Thursday, 22 Oct 2020

Jakarta's ex-governor Ahok criticises state-owned firms in Indonesia

Former Jakarta governor Basuki Tjahaja Purnama has lambasted bad bureaucracy, rent-seeking and systematic inefficiency in Indonesia’s state-owned companies.

Speaking on YouTube channel Poin, which has more than 1 million subscribers, Mr Basuki, who is popularly known by his Chinese nickname Ahok, expressed his frustration with the management of state-owned oil company Pertamina for using loans to buy overseas oil fields while ignoring prospective businesses domestically.

He also alleged that another state company was trying to engage in rent-seeking.

Mr Basuki, a political ally of President Joko Widodo, serves as the chief of Pertamina’s board of commissioners, whose job is to supervise the board of directors. He is also a member of the ruling Indonesian Democratic Party of Struggle.

Pertamina is among 140 companies that come under the State-Owned Enterprise Ministry.

Mr Basuki said Indonesia should establish a super holding company for state-controlled firms, like Singapore’s sovereign wealth fund Temasek.
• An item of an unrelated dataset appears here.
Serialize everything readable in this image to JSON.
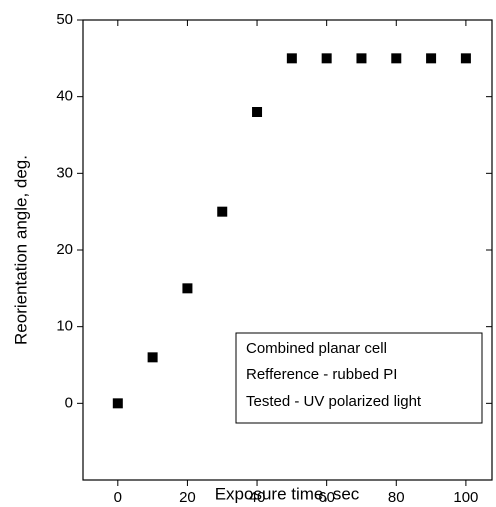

“The State-Owned Enterprise Ministry should be disbanded… and we (should) instead have Indonesia Incorporation, like (Singapore has) Temasek,” Mr Basuki said in the 61/2-minute YouTube video uploaded last Monday.

He also singled out another state-owned company that tried to charge Pertamina a 500-billion rupiah (S$45 million) fee for a “going-into-a-paperless-office project”.

Pertamina’s management, Mr Basuki said, had unduly ignored offers by private investors to work together to build oil refineries, which Indonesia badly needs in order to cut its dependency on fuel imports.

He also said Pertamina could have tapped into at least 12 potential oil blocks for exploration domestically rather than venturing overseas and buying foreign assets.

Building refineries is a programme Mr Joko wishes Pertamina to undertake expeditiously.

Mr Basuki took issue as well with the fact that underperforming Pertamina senior officials were sacked from their respective posts but continued to receive the same fat salaries merely on grounds of seniority.

Mr Basuki, an ethnic Chinese who is a Christian, had been accused of blasphemy by political opponents, after he made a speech in September 2016 that referred to a Quranic verse. He was convicted and later sentenced to two years in prison for blasphemy in 2017.

After he was released from prison, Mr Basuki was appointed by Mr Joko to the position of chief commissioner of Pertamina, one of the country’s most strategic state companies that had been often plagued by inefficiency and corruption.

The YouTube video posted last week has garnered 1.2 million views. In it, Mr Basuki said that those resisting him are wrongly accusing him of creating disharmony and chaos in Pertamina, in an effort to unseat him.

Responding to Mr Basuki’s video, Pertamina’s spokesman Fajriyah Usman told the news portal that the company respects the statement made by Mr Basuki, whose job is to supervise the firm’s management.

Ms Usman added that the company is undergoing internal restructuring for improvement.